Saturday 9 July 2016

JOHN's COPY OF DOCUMENT THAT ENDED BEATLES' RELATIONSHIP WITH ALLEN KLEIN TO BE SOLD

A 1977 document that settled a lawsuit between the Beatles and Allen Klein and also ended Klein's stormy association with the Beatles is being sold by Moments in Time, the company has announced. The asking price is $95,000.
The settlement was signed by Lennon and Klein on January 8, 1977, at New York City’s Plaza Hotel, the same building where The Beatles stayed during their historic first trip to the Big Apple in 1964. 

Allen Klein, John Lennon, Yoko Ono in 1969

The suit was filed in 1973, when the Beatles decided to not renew Klein's contract. Klein promptly sued them for $19 million (roughly $75.3 million today). According to the company, the settlement, made between Apple Corps Ltd., Klein's ABKCO Industries Inc. and Klein, dated Jan. 8, 1977, ruled that Apple had to pay Allen Klein and ABKCO just over $5 million (or roughly $19.8 million now) while Klein had to pay out a total of $800,000 (roughly $3.2 million now). According to a 1977 report on the settlement in Billboard, that money was divided between Harrisongs Ltd., Richard Starkey (Ringo Starr's real name), Apple Films Ltd. and Apple Records.

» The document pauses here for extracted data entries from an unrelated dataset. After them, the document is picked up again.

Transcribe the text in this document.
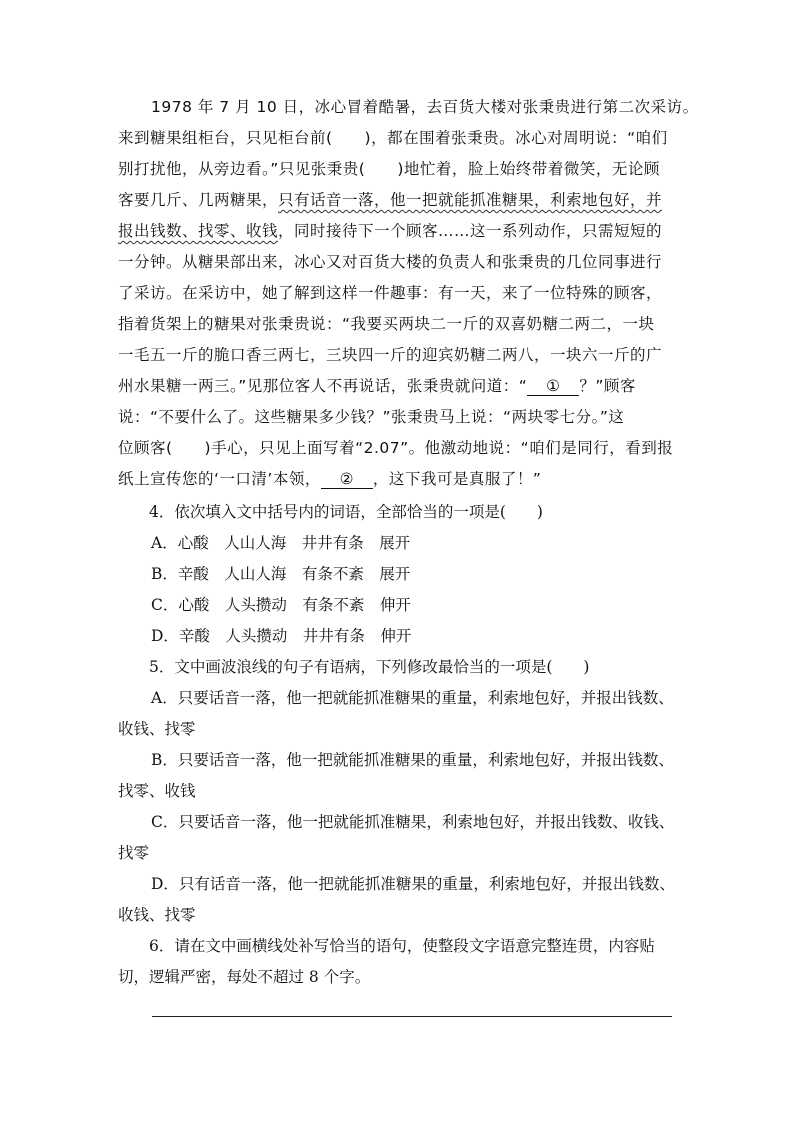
1978 年 7 月 10 日，冰心冒着酷暑，去百货大楼对张秉贵进行第二次采访。
来到糖果组柜台，只见柜台前(　　)，都在围着张秉贵。冰心对周明说：“咱们
别打扰他，从旁边看。”只见张秉贵(　　)地忙着，脸上始终带着微笑，无论顾
客要几斤、几两糖果，只有话音一落，他一把就能抓准糖果，利索地包好，并
报出钱数、找零、收钱，同时接待下一个顾客……这一系列动作，只需短短的
一分钟。从糖果部出来，冰心又对百货大楼的负责人和张秉贵的几位同事进行
了采访。在采访中，她了解到这样一件趣事：有一天，来了一位特殊的顾客，
指着货架上的糖果对张秉贵说：“我要买两块二一斤的双喜奶糖二两二，一块
一毛五一斤的脆口香三两七，三块四一斤的迎宾奶糖二两八，一块六一斤的广
州水果糖一两三。”见那位客人不再说话，张秉贵就问道：“ ① ？”顾客
说：“不要什么了。这些糖果多少钱？”张秉贵马上说：“两块零七分。”这
位顾客(　　)手心，只见上面写着“2.07”。他激动地说：“咱们是同行，看到报
纸上宣传您的‘一口清’本领， ② ，这下我可是真服了！”
4．依次填入文中括号内的词语，全部恰当的一项是(　　)
A．心酸　人山人海　井井有条　展开
B．辛酸　人山人海　有条不紊　展开
C．心酸　人头攒动　有条不紊　伸开
D．辛酸　人头攒动　井井有条　伸开
5．文中画波浪线的句子有语病，下列修改最恰当的一项是(　　)
A．只要话音一落，他一把就能抓准糖果的重量，利索地包好，并报出钱数、
收钱、找零
B．只要话音一落，他一把就能抓准糖果的重量，利索地包好，并报出钱数、
找零、收钱
C．只要话音一落，他一把就能抓准糖果，利索地包好，并报出钱数、收钱、
找零
D．只有话音一落，他一把就能抓准糖果的重量，利索地包好，并报出钱数、
收钱、找零
6．请在文中画横线处补写恰当的语句，使整段文字语意完整连贯，内容贴
切，逻辑严密，每处不超过 8 个字。
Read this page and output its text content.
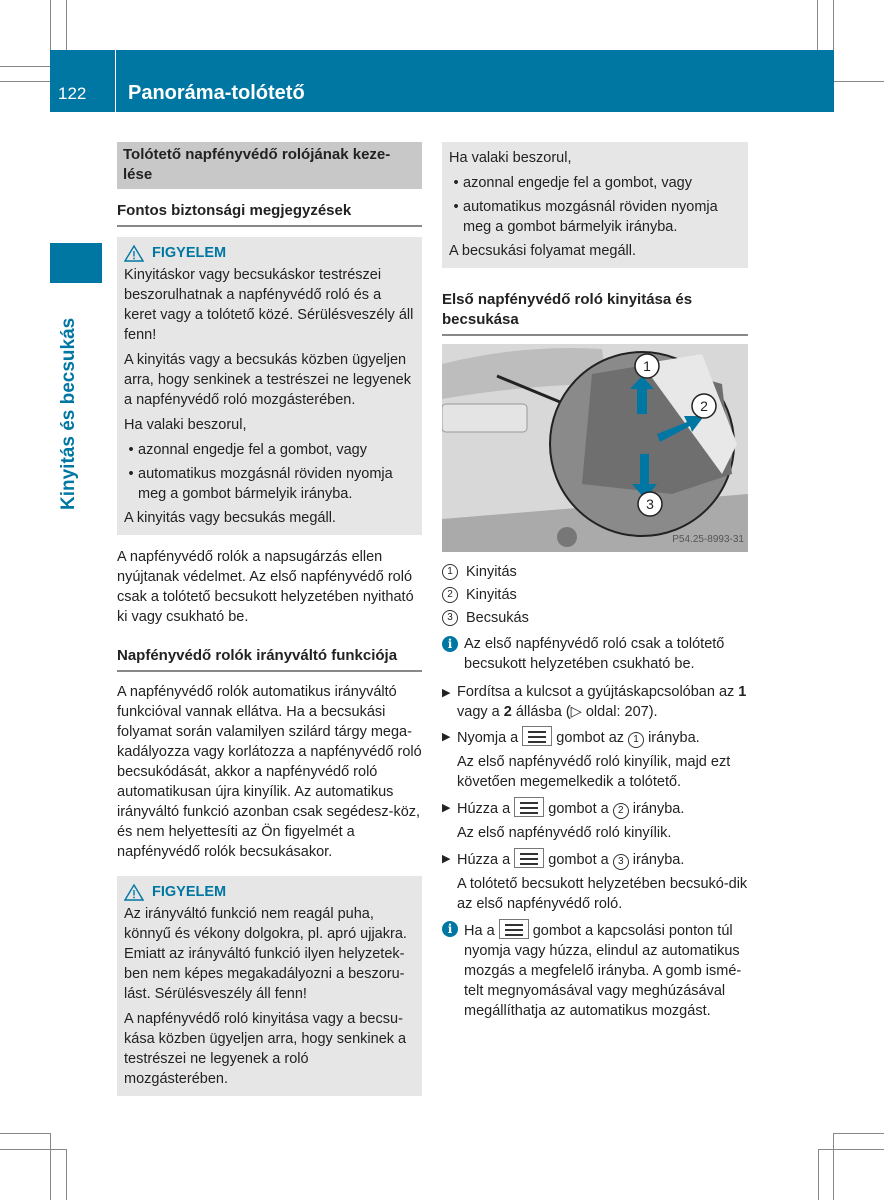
122 Panoráma-tolótető
Kinyitás és becsukás
Tolótető napfényvédő rolójának keze-lése
Fontos biztonsági megjegyzések
FIGYELEM

Kinyitáskor vagy becsukáskor testrészei beszorulhatnak a napfényvédő roló és a keret vagy a tolótető közé. Sérülésveszély áll fenn!

A kinyitás vagy a becsukás közben ügyeljen arra, hogy senkinek a testrészei ne legyenek a napfényvédő roló mozgásterében.

Ha valaki beszorul,

• azonnal engedje fel a gombot, vagy
• automatikus mozgásnál röviden nyomja meg a gombot bármelyik irányba.

A kinyitás vagy becsukás megáll.

A napfényvédő rolók a napsugárzás ellen nyújtanak védelmet. Az első napfényvédő roló csak a tolótető becsukott helyzetében nyitható ki vagy csukható be.

Napfényvédő rolók irányváltó funkciója

A napfényvédő rolók automatikus irányváltó funkcióval vannak ellátva. Ha a becsukási folyamat során valamilyen szilárd tárgy mega-kadályozza vagy korlátozza a napfényvédő roló becsukódását, akkor a napfényvédő roló automatikusan újra kinyílik. Az automatikus irányváltó funkció azonban csak segédesz-köz, és nem helyettesíti az Ön figyelmét a napfényvédő rolók becsukásakor.

FIGYELEM

Az irányváltó funkció nem reagál puha, könnyű és vékony dolgokra, pl. apró ujjakra. Emiatt az irányváltó funkció ilyen helyzetek-ben nem képes megakadályozni a beszoru-lást. Sérülésveszély áll fenn!

A napfényvédő roló kinyitása vagy a becsu-kása közben ügyeljen arra, hogy senkinek a testrészei ne legyenek a roló mozgásterében.

Ha valaki beszorul,

• azonnal engedje fel a gombot, vagy
• automatikus mozgásnál röviden nyomja meg a gombot bármelyik irányba.

A becsukási folyamat megáll.

Első napfényvédő roló kinyitása és becsukása
1
2
3
P54.25-8993-31
1 Kinyitás
2 Kinyitás
3 Becsukás
i Az első napfényvédő roló csak a tolótető becsukott helyzetében csukható be.
▶ Fordítsa a kulcsot a gyújtáskapcsolóban az 1 vagy a 2 állásba (▷ oldal: 207).
▶ Nyomja a  gombot az 1 irányba.
Az első napfényvédő roló kinyílik, majd ezt követően megemelkedik a tolótető.
▶ Húzza a  gombot a 2 irányba.
Az első napfényvédő roló kinyílik.
▶ Húzza a  gombot a 3 irányba.
A tolótető becsukott helyzetében becsukó-dik az első napfényvédő roló.
i Ha a  gombot a kapcsolási ponton túl nyomja vagy húzza, elindul az automatikus mozgás a megfelelő irányba. A gomb ismé-telt megnyomásával vagy meghúzásával megállíthatja az automatikus mozgást.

George sign breakup papers
The agreement said that it released Apple from “any liabiity whatsoever” related to the relationship of the Beatles and Klein. The suit cost ABKCO $1.2 million in legal fees over a year from Sept. 30, 1975. Paul McCartney was not involved in the suit or the settlement but was “delighted to see his friends end this problem,” according to Lee Eastman of Eastman and Eastman, who represented him.
In Fred Goodman's recently released biography of Klein, titled Allen Klein: The Man Who Bailed Out the Beatles, Made the Stones, and Transformed Rock & Roll, the author notes that Klein, who was said to have conducted Kissinger-like negotiations, made a non-negotiable demand in settling the suit. “John has to have dinner with me tonight!,” Klein is quoted by Goodman. His attorney tried to talk him out of it, saying Lennon wouldn't agree. “No dinner, no deal. Just go tell him,” Klein insisted, according to Goodman. According to Moments in Time, he got his wish. Klein, Lennon and Yoko Ono were later pictured by photographer Bob Gruen with the document on a loaf of bread.
The Beatles' relationship with Klein began Jan. 28, 1969, at a meeting with Lennon and Ono at the Dorchester Hotel. Klein later met with Ringo Starr and George Harrison, then a meeting with all four Beatles was arranged. But Paul McCartney refused to allow Klein to represent him and a major disagreement that became a major cause of friction among the Beatles began.

Allan Kozinn, who covered the Beatles for many years for The New York Times and now writes for the Wall Street Journal and is also the author of The Beatles: From the Cavern to the Rooftop (Phaidon), said Lennon's change of heart about Klein was quite an about-face. “John Lennon's thinking about Allen Klein evolved fairly quickly between 1969, when he was the strongest advocate for Klein to be the Beatles manager, and 1973, when their business association was dissolved by this contract. It can't have helped that George Harrison had already experienced problems to do with Klein's handling of the proceeds for the Concert for Bangladesh, and that both George and Ringo wanted to extricate themselves from Klein's management. Eventually Lennon said in a television interview that he had come to realize that Paul "might have been right" in his objections to Klein.
“One of his more pointedly angry songs, 'Steel and Glass,' has always been interpreted as his comment on his relationship with Klein -- although toward the end of his life, in a more self-analytical moment, he said that the song was really about himself."